Accurately interpreting fossil primate dietary behaviour is necessary to fully understand a species' ecology and connection to its environment. Traditional methods developed to infer diet from hominoid teeth successfully group taxa into broad dietary categories (i.e., folivore, frugivore) but often fail to represent the range of dietary variability characteristic of living apes. This oversimplification is not only a consequence of poor resolution, but may also reflect the use of similar fallback resources by closely related taxa with dissimilar diets. This study demonstrates that additional dietary specificity can be achieved using a morphometric approach to hominoid incisor curvature.
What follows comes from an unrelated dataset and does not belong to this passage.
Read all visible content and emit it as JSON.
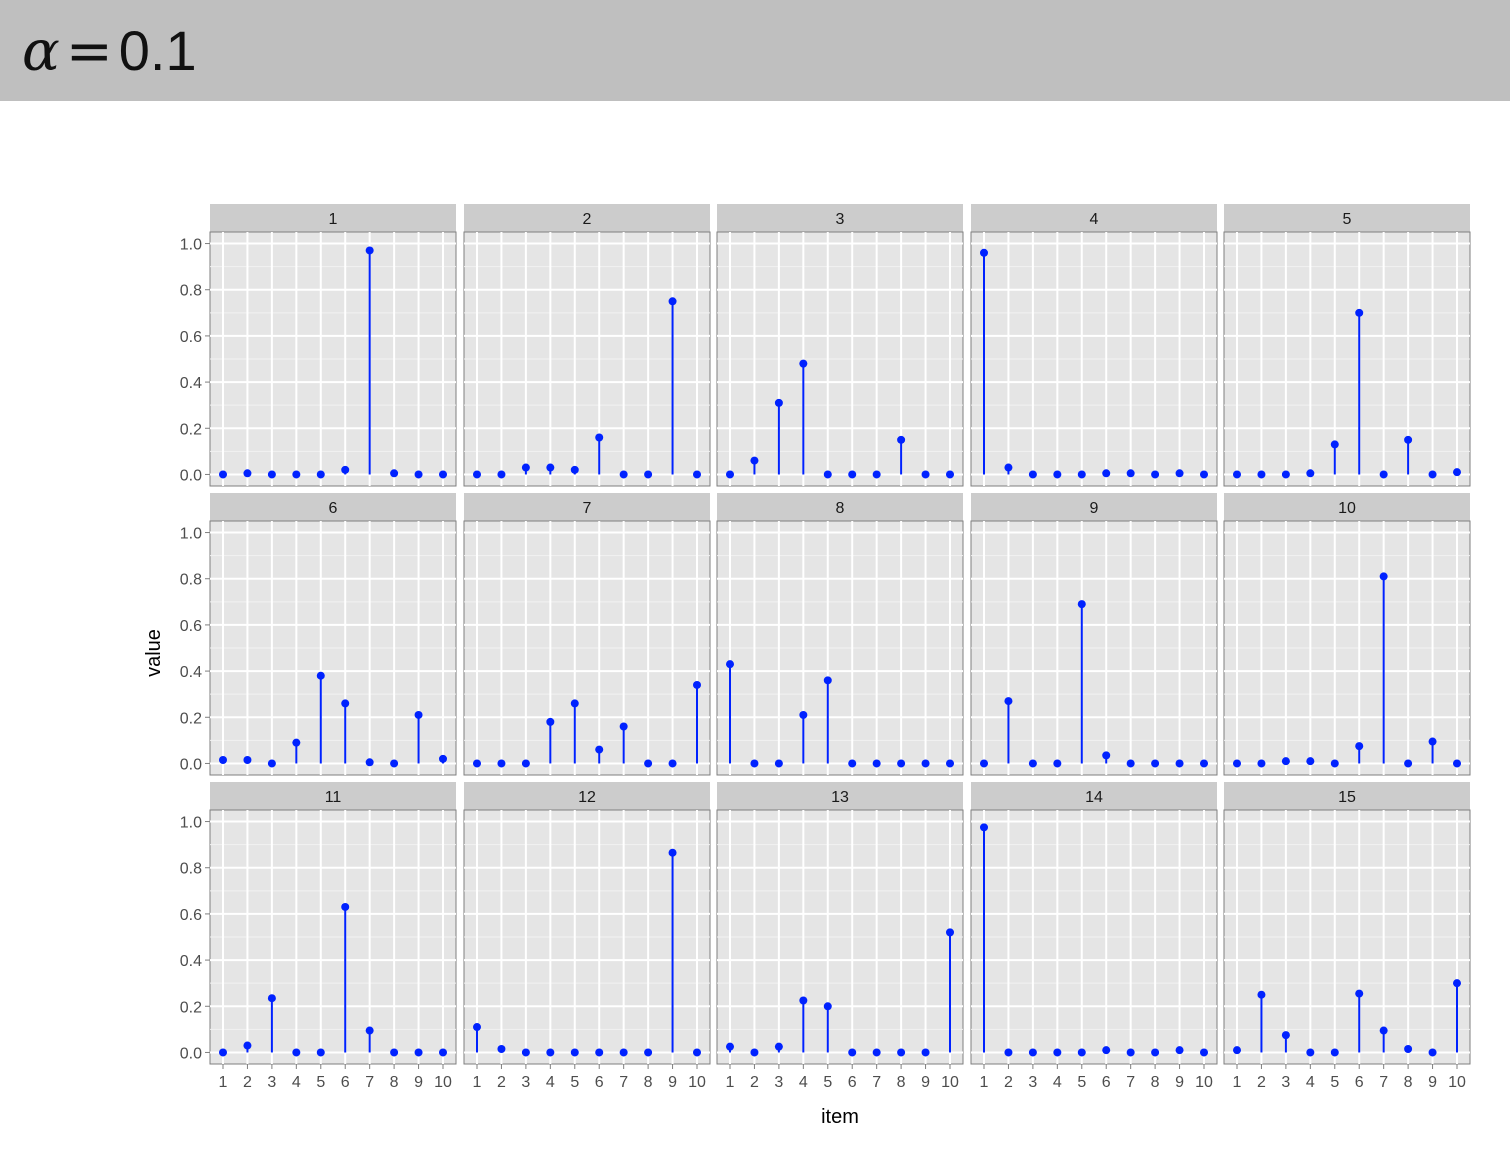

High-resolution polynomial curve fitting (HR-PCF) was used to quantify the incisor curvatures of closely related hominoid taxa that have dissimilar diets but similar morphological adaptations to specific keystone resources (e.g., Gorilla gorilla beringei vs. G. g. gorilla). Given the key role of incisors in food processing, it is reasonable to assume that these teeth will be at least partially influenced by the unique selective pressures imposed by the mechanical loading specific to individual diets. Results from this study identify a strong correlation between hominoid dietary proportions and incisor linear dimensions and curvature, indicating that more pronounced incisor curvature is positively correlated with higher levels of frugivory. Hard-object frugivores have the greatest mesiodistal and cervico-incisal curvature and dedicated folivores have the least curved incisors. Mixed folivore/frugivores are morphological intermediates between dedicated folivores and hard- and soft-object frugivores. Mesiodistal curvature varied only in the degree of curvature; however, cervico-incisal curvature was shown to differ qualitatively between more frugivorous and more folivorous taxa. In addition to identifying a greater range of dietary variability among hominoids, this study also demonstrates that HR-PCF is capable of identifying morphological distinctions between closely related taxa with overlapping diets that rely on similar fallback foods (e.g., Pan paniscus vs. P. troglodytes).